I was thinking along these lines with such passages as A divine desire to reveil and find Itself, unnarcissary yet inevitable, conceived in d'light immaculate (every lila son of advaita is born of a voidgin), a vidy long descent indeed to the farthest reaches of sorrow and ignorance, and a manifestivus for the restavus. And at the back end, things like Reverse worldward descent and cross the bridge of darkness to the father shore, and other such nonsense.
At least I tried, but I could do it better today. But I also have the better judgment not to try.
He must toss out universes as readily as we do greeting cards and sitcoms.
In a sense, that's what happens with every new life brought into existence.
Gotta be, since only God can bring an essence into existence.
God expansively contracts so we expand contractually; or something like that.
Tsimtsum?
A recent Rob Henderson newsletter touches on our subject:
Augustine had difficulty reconciling free will (a person must freely choose the faith in order to be redeemed) with a predetermined world (God is omniscient and omnipotent, and therefore knows in advance what will occur):
“Uneasy with these opposites, Augustine tried, but failed, on an epic scale, to reconcile them. Machiavelli, in contrast, is more relaxed. If God said free will, then he must have meant it. Isn’t it arrogant to try to constrain Him within the limits of reason?”
Augustine wanted things to make sense, to cohere into a logical pattern.
Machiavelli, though, was comfortable with contradictions.
In The Prince, Machiavelli wrote:
“God does not want to do everything… so as not to take free will from us and that part of the glory that falls to us.”
Thanks again Bob – much appreciated.
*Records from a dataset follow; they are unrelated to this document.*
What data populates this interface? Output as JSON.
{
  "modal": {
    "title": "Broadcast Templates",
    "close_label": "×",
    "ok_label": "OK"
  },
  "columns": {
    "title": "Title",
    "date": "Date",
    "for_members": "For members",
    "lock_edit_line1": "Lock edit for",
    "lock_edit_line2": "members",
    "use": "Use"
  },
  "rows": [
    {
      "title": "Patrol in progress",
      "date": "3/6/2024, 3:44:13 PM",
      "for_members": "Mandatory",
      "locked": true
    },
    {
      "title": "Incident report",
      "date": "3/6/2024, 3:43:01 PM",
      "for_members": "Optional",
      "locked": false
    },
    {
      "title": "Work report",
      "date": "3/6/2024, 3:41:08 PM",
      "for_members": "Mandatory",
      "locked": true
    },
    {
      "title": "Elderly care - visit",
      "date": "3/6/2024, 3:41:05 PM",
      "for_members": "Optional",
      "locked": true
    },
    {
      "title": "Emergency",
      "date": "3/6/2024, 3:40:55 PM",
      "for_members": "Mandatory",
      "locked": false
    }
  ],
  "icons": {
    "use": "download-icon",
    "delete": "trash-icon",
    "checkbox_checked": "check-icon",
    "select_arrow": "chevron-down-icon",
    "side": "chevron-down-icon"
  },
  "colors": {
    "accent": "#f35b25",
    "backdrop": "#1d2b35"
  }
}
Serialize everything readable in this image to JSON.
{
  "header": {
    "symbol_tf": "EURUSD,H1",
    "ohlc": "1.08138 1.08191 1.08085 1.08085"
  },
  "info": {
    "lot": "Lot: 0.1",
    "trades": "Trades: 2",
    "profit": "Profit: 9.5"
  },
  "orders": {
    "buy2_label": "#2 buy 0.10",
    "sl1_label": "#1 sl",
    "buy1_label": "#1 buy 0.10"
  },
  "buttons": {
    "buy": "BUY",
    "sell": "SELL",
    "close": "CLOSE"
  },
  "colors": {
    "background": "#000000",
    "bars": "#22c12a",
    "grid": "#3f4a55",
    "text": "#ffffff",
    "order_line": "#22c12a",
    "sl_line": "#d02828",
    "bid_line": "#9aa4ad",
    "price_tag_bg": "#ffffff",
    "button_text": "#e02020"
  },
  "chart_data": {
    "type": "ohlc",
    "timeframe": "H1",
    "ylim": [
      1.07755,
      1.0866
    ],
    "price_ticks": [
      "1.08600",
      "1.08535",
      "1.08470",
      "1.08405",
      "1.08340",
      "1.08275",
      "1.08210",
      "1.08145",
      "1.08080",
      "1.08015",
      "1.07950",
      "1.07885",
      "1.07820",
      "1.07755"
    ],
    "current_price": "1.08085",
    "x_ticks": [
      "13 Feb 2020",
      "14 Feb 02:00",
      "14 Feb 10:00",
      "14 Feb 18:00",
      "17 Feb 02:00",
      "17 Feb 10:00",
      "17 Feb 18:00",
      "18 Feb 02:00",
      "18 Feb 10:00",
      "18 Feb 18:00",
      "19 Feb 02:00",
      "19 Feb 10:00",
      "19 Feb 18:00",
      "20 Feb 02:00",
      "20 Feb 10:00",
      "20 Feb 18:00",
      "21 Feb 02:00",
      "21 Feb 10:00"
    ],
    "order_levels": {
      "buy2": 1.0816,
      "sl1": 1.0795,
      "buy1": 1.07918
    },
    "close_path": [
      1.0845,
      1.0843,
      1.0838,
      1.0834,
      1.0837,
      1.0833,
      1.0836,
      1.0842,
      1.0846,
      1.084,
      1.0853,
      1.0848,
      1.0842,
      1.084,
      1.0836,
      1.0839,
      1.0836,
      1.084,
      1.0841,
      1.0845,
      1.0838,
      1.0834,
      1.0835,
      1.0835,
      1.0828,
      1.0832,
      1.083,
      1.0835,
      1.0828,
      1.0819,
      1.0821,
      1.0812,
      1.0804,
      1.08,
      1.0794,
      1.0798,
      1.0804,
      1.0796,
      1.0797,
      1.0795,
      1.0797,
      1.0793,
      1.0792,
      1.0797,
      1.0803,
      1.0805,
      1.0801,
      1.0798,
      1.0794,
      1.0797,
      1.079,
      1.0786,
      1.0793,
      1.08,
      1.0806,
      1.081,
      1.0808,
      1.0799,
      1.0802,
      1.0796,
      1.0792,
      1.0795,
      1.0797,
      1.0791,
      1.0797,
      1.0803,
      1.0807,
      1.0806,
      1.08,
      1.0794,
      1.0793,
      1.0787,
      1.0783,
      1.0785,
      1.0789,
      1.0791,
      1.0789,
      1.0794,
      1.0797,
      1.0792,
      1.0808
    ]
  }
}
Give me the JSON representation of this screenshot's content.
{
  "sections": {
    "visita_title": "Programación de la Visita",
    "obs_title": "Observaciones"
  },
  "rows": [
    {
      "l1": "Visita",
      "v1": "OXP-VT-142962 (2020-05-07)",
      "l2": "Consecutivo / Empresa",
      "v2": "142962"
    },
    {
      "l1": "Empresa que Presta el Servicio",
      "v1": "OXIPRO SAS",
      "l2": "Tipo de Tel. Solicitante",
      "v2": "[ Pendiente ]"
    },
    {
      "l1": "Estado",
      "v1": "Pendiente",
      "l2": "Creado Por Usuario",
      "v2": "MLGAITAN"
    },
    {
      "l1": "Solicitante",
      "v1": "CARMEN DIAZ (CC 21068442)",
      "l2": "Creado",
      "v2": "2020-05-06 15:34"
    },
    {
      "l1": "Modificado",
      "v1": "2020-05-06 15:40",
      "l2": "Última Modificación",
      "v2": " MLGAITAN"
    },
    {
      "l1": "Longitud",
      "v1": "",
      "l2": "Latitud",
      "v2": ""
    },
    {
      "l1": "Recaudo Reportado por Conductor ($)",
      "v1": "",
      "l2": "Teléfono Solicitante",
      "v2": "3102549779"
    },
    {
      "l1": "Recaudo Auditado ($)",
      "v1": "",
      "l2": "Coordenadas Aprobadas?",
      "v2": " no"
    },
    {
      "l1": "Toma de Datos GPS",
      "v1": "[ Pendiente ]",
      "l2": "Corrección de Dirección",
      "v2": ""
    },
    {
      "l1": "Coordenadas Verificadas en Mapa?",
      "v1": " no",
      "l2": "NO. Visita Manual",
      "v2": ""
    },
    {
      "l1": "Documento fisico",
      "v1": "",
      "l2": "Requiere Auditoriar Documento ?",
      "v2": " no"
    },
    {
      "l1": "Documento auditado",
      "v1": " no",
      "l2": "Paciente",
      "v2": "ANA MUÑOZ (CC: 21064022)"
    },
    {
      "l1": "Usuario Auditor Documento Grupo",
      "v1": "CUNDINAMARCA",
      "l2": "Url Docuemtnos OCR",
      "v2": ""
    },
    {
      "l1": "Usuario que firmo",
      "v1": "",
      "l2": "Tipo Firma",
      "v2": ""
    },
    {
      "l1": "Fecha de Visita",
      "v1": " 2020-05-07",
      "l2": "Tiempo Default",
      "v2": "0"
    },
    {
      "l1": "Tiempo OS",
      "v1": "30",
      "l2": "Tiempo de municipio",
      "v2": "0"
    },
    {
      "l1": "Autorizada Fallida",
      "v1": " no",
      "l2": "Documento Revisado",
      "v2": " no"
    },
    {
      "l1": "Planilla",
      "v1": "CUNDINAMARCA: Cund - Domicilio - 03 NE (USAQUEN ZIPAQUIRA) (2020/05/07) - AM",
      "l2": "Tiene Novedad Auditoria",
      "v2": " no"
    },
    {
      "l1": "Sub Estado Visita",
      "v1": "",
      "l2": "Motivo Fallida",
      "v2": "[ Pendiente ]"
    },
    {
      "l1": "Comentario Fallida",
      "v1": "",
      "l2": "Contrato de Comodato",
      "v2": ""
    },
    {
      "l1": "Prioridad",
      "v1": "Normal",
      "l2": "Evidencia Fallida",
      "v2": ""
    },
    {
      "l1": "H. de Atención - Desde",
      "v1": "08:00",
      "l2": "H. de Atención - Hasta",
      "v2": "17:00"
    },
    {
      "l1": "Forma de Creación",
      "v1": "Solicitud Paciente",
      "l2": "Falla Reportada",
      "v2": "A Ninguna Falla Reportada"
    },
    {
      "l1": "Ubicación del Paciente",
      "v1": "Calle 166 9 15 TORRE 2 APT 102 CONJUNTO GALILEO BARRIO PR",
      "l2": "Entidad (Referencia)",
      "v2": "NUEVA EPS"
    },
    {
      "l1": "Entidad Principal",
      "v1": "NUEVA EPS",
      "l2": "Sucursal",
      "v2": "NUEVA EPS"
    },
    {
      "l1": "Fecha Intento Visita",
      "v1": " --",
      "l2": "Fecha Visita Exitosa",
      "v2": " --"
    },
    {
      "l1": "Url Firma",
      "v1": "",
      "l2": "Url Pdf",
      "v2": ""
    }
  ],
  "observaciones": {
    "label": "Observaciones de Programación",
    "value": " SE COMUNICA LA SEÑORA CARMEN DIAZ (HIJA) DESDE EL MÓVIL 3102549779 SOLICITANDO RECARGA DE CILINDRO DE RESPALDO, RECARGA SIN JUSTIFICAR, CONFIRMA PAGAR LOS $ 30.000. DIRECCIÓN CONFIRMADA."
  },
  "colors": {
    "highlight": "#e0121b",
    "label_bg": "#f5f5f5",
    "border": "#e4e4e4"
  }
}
Yes, I’m certainly familiar with the doctrine of tsimtsum and have now decided to go back to the writings of Isaac Luria as he’s one of the best exponents of this notion of God’s ‘contraction’. Maybe I’ll find a breakthrough there.
You might check out Leo Schaya, a Jewish acolyte of Schuon.
Much obliged. Have just ordered Schaya’s ‘Universal Aspects of the Kabbalah & Judaism’.
I didn't even know he had another book, so I snapped up a copy myself.